Petitioner appealed the circuit court's decision to the Maryland Court of Appeals. The issue before the court was two-fold: 1.) Whether the right of first refusal clause violated the Rule, and 2.) Whether SHA's use of a portion of the conveyed property for transportation purposes nullified Petitioner's right of reacquisition.
The court began its analysis by explaining that the Rule "remains firmly imbedded in Maryland's common law, and generally may be overcome only by a statutory exception, or by one of the very few common-law exceptions." (citations omitted). The court stated that the purpose of the Rule is to protect the free alienation of property and, because the right of first refusal restrains the alienability of property, such right is subject to the Rule. However, the Court concluded that the Statute created a statutory exception to the Rule and that by inserting "almost verbatim statutory language into the [C]ontract and [D]eed, the parties created a contract term that tracked the statutory provisions and that contractually ensured the preservation of a then—statutory right—a statutory exemption to the Rule."
SHA argued that Petitioner's contractual rights were not preserved because later revisions of the Statute granted a county or municipality a priority of acquisition superior to that of the original owner and changed the payment required of the original owner to reacquire the land. SHA argued that the statutory revisions eliminated the Petitioner's statutory claim to reacquire the property at the 1978 purchase price. The court responded by stating that the applicability of the Rule is always determined at the time the provision is created and subsequent statutes cannot render those contracts void.
The court held that Petitioner was entitled to exercise the estate's right to reacquire the property despite the fact that SHA had used a portion of the property for transportation purposes. The court concluded that to hold otherwise would allow the State to avoid any reconveyance by "selling a mere square foot of the property to a third party, or use of a square foot." The court concluded that giving the State such option would render a right of first refusal obsolete.
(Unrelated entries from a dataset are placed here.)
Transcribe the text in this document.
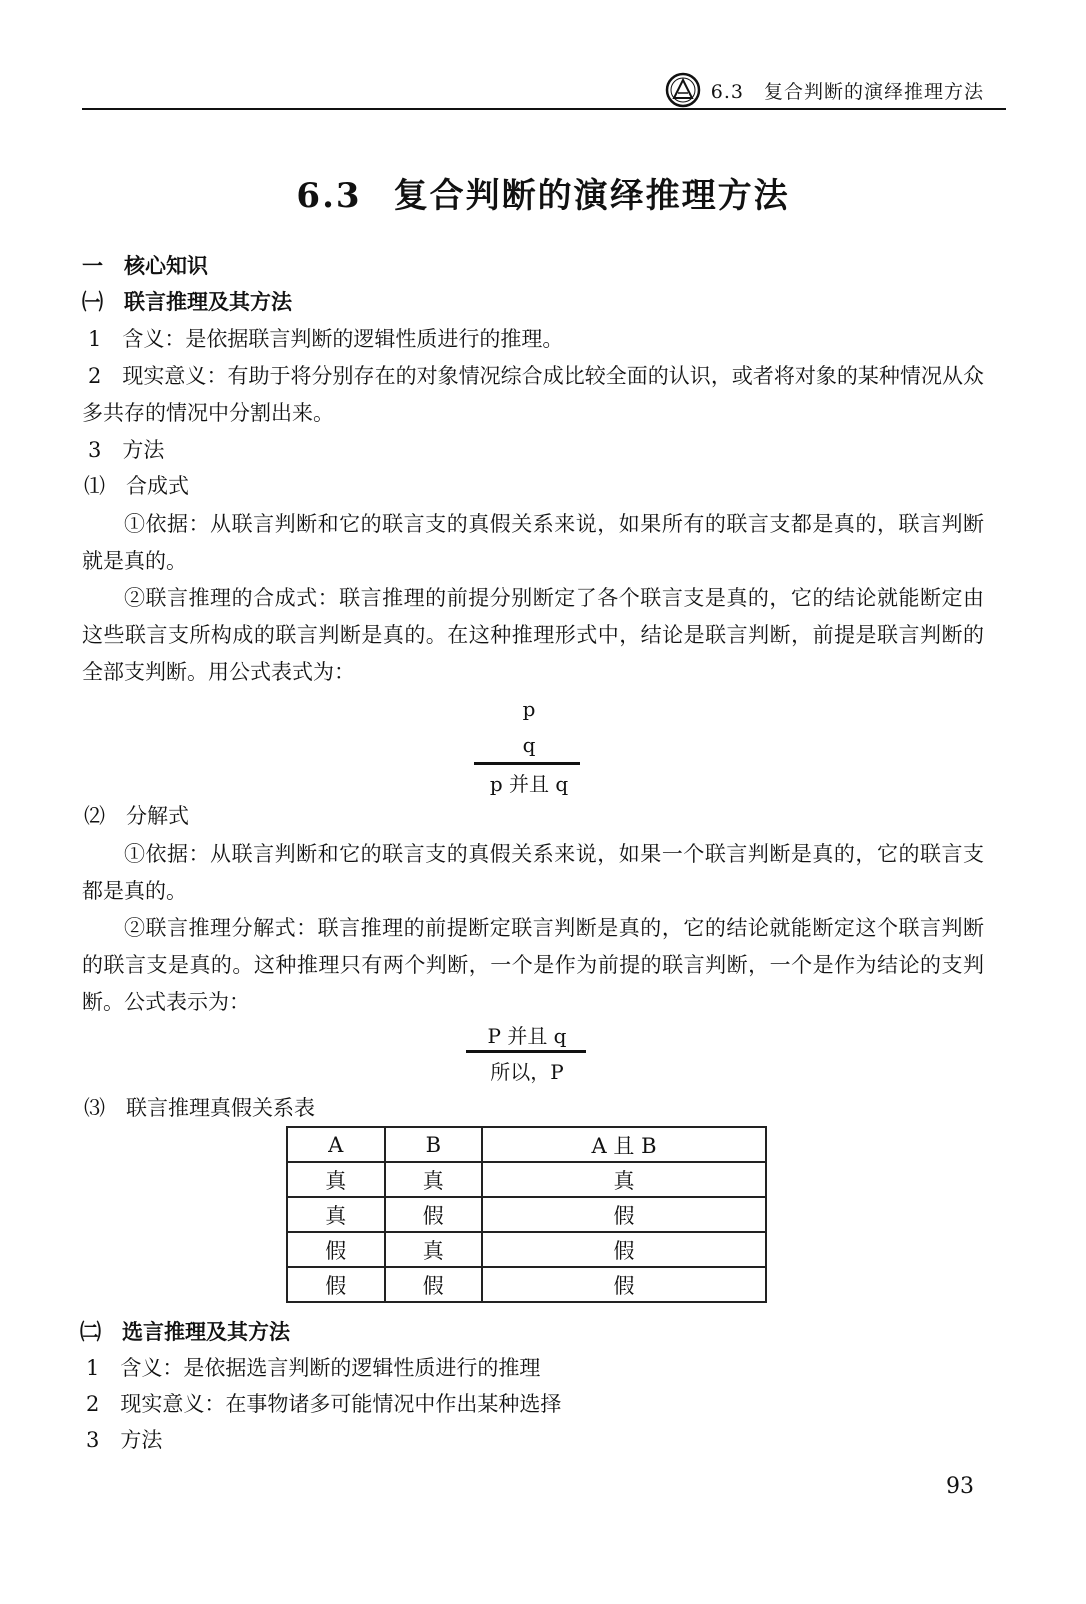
6.3　复合判断的演绎推理方法
6.3 复合判断的演绎推理方法
一　核心知识
㈠　联言推理及其方法
1　含义：是依据联言判断的逻辑性质进行的推理。
2　现实意义：有助于将分别存在的对象情况综合成比较全面的认识，或者将对象的某种情况从众多共存的情况中分割出来。
3　方法
⑴　合成式
①依据：从联言判断和它的联言支的真假关系来说，如果所有的联言支都是真的，联言判断就是真的。
②联言推理的合成式：联言推理的前提分别断定了各个联言支是真的，它的结论就能断定由这些联言支所构成的联言判断是真的。在这种推理形式中，结论是联言判断，前提是联言判断的全部支判断。用公式表式为：
p
q
p 并且 q
⑵　分解式
①依据：从联言判断和它的联言支的真假关系来说，如果一个联言判断是真的，它的联言支都是真的。
②联言推理分解式：联言推理的前提断定联言判断是真的，它的结论就能断定这个联言判断的联言支是真的。这种推理只有两个判断，一个是作为前提的联言判断，一个是作为结论的支判断。公式表示为：
P 并且 q
所以，P
⑶　联言推理真假关系表
A	B	A 且 B
真	真	真
真	假	假
假	真	假
假	假	假
㈡　选言推理及其方法
1　含义：是依据选言判断的逻辑性质进行的推理
2　现实意义：在事物诸多可能情况中作出某种选择
3　方法
93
In dissent, Judge Raker argued that because the "plain language" of § 8-309 did not expressly permit SHA and private parties to create "perpetual contingent interests," the statute did not abrogate the Rule by direct conflict. Further, Judge Raker argued the Rule should not be abrogated by implication.
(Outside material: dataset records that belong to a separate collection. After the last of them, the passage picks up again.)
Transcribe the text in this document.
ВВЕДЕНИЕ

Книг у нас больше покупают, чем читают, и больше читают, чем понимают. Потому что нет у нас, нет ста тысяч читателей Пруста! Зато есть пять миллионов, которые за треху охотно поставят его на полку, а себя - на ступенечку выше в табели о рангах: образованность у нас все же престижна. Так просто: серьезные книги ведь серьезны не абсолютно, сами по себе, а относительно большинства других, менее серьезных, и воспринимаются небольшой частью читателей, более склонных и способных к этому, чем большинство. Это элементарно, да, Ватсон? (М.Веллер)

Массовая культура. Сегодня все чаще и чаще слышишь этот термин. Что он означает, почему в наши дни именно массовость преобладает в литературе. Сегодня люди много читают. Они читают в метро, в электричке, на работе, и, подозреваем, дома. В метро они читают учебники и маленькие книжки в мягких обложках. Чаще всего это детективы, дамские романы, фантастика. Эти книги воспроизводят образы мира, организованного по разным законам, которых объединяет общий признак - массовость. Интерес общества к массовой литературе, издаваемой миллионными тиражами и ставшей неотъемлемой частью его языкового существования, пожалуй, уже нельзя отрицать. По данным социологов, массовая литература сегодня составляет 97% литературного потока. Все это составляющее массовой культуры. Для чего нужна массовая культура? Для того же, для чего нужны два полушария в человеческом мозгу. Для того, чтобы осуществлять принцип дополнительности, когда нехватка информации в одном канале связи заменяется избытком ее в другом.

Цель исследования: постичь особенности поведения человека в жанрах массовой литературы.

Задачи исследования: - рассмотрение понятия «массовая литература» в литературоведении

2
Comment: As with many Rule Against Perpetuities cases, we get a relatively rare set of facts and issues. But the court got it right. Where the statutes require the creation of a certain legal structure, how can the common law invalidate it?
And, as the court points out, the structure, once committed to contract, cannot Constitutionally be abrogated by subsequent legislation.
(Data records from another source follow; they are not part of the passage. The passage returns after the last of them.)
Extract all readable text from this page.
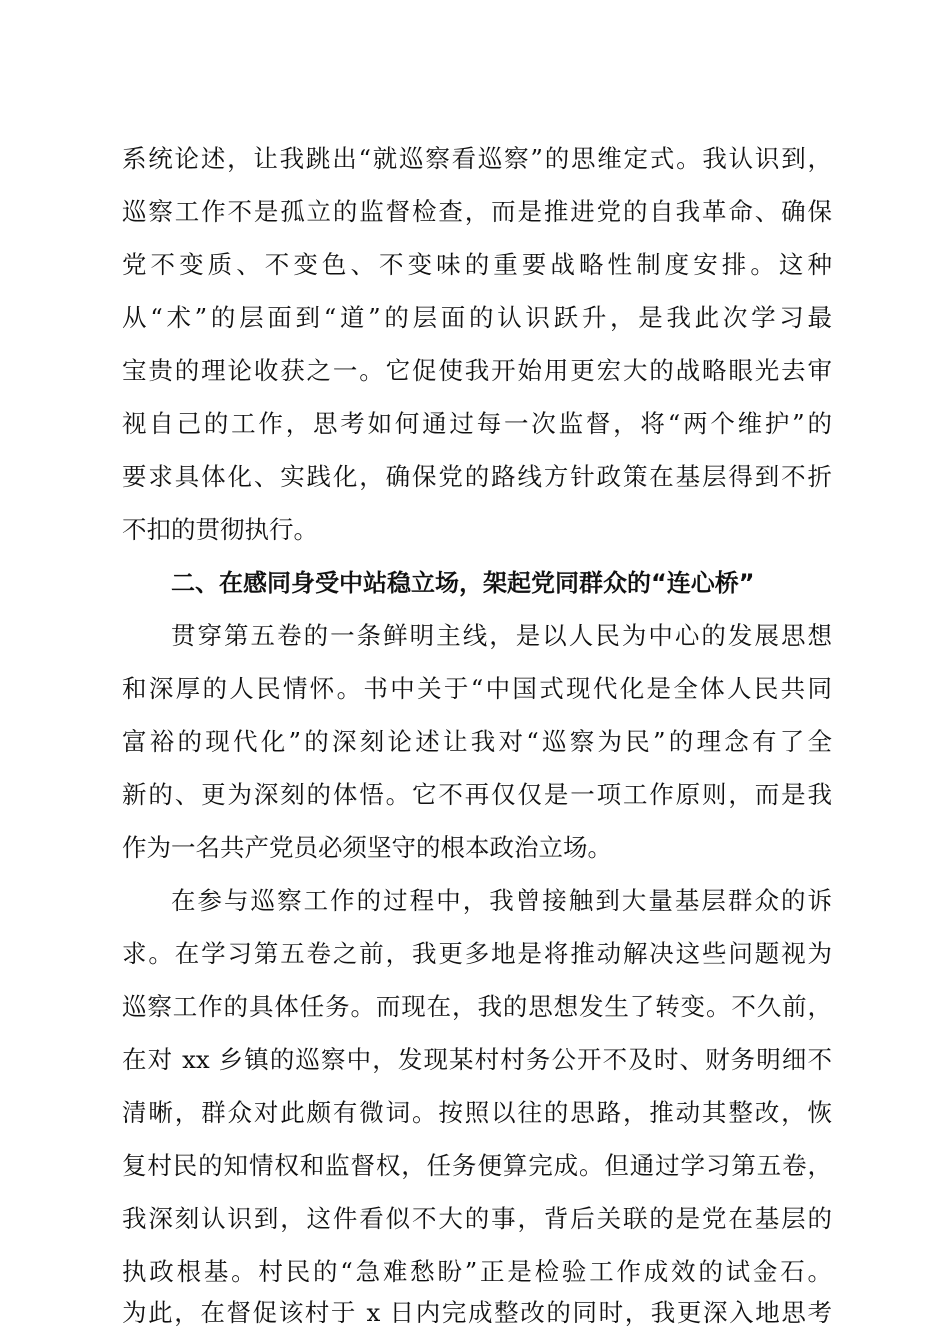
系统论述，让我跳出“就巡察看巡察”的思维定式。我认识到，
巡察工作不是孤立的监督检查，而是推进党的自我革命、确保
党不变质、不变色、不变味的重要战略性制度安排。这种
从“术”的层面到“道”的层面的认识跃升，是我此次学习最
宝贵的理论收获之一。它促使我开始用更宏大的战略眼光去审
视自己的工作，思考如何通过每一次监督，将“两个维护”的
要求具体化、实践化，确保党的路线方针政策在基层得到不折
不扣的贯彻执行。
二、在感同身受中站稳立场，架起党同群众的“连心桥”
贯穿第五卷的一条鲜明主线，是以人民为中心的发展思想
和深厚的人民情怀。书中关于“中国式现代化是全体人民共同
富裕的现代化”的深刻论述让我对“巡察为民”的理念有了全
新的、更为深刻的体悟。它不再仅仅是一项工作原则，而是我
作为一名共产党员必须坚守的根本政治立场。
在参与巡察工作的过程中，我曾接触到大量基层群众的诉
求。在学习第五卷之前，我更多地是将推动解决这些问题视为
巡察工作的具体任务。而现在，我的思想发生了转变。不久前，
在对 xx 乡镇的巡察中，发现某村村务公开不及时、财务明细不
清晰，群众对此颇有微词。按照以往的思路，推动其整改，恢
复村民的知情权和监督权，任务便算完成。但通过学习第五卷，
我深刻认识到，这件看似不大的事，背后关联的是党在基层的
执政根基。村民的“急难愁盼”正是检验工作成效的试金石。
为此，在督促该村于 x 日内完成整改的同时，我更深入地思考
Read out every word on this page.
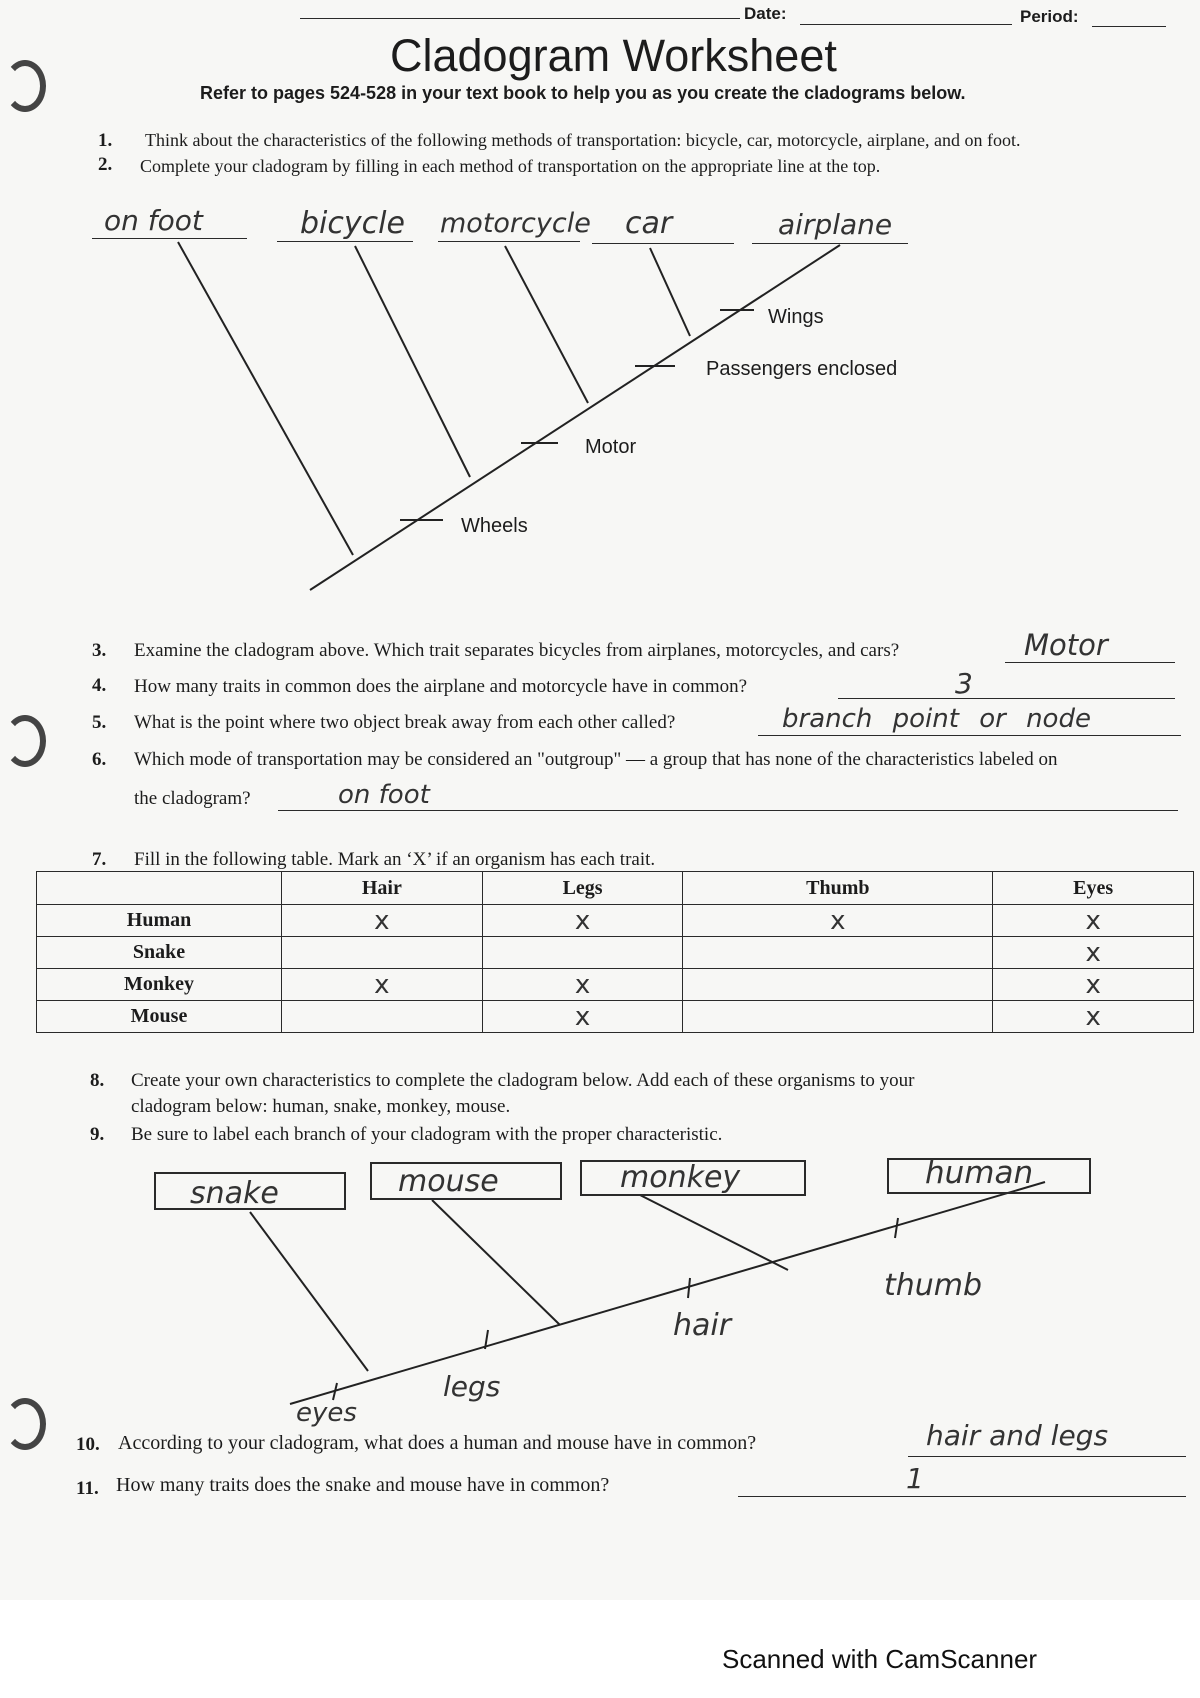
Date:	Period:
Cladogram Worksheet
Refer to pages 524-528 in your text book to help you as you create the cladograms below.
1. Think about the characteristics of the following methods of transportation: bicycle, car, motorcycle, airplane, and on foot.
2. Complete your cladogram by filling in each method of transportation on the appropriate line at the top.
on foot	bicycle motorcycle car	airplane
Wings
Passengers enclosed
Motor
Wheels
3. Examine the cladogram above. Which trait separates bicycles from airplanes, motorcycles, and cars?	Motor
4. How many traits in common does the airplane and motorcycle have in common?	3
5. What is the point where two object break away from each other called?	branch point or node
6. Which mode of transportation may be considered an "outgroup" — a group that has none of the characteristics labeled on
the cladogram?	on foot
7. Fill in the following table. Mark an ‘X’ if an organism has each trait.
	Hair	Legs	Thumb	Eyes
Human	x	x	x	x
Snake				x
Monkey	x	x		x
Mouse		x		x
8. Create your own characteristics to complete the cladogram below. Add each of these organisms to your
cladogram below: human, snake, monkey, mouse.
9. Be sure to label each branch of your cladogram with the proper characteristic.
snake	mouse	monkey	human
eyes
legs
hair
thumb
10. According to your cladogram, what does a human and mouse have in common?	hair and legs
11. How many traits does the snake and mouse have in common?	1
Scanned with CamScanner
Note that the exercise of the option by the estate is clearly within the measuring period of a life in being plus 21 years. Thus, in a “wait and see” state this exercise would have been valid. Even in a traditional state like Maryland, it might have be possible to imply into the statute a time limit for exercise of the buy back right, the way some courts read in “reasonable periods to exercise” rights in order to save them from the Rule. But this might have been inconsistent with the intent of the drafters.
The reporter for this item was Mort Fisher of the Ballard Spahr office in Baltimore.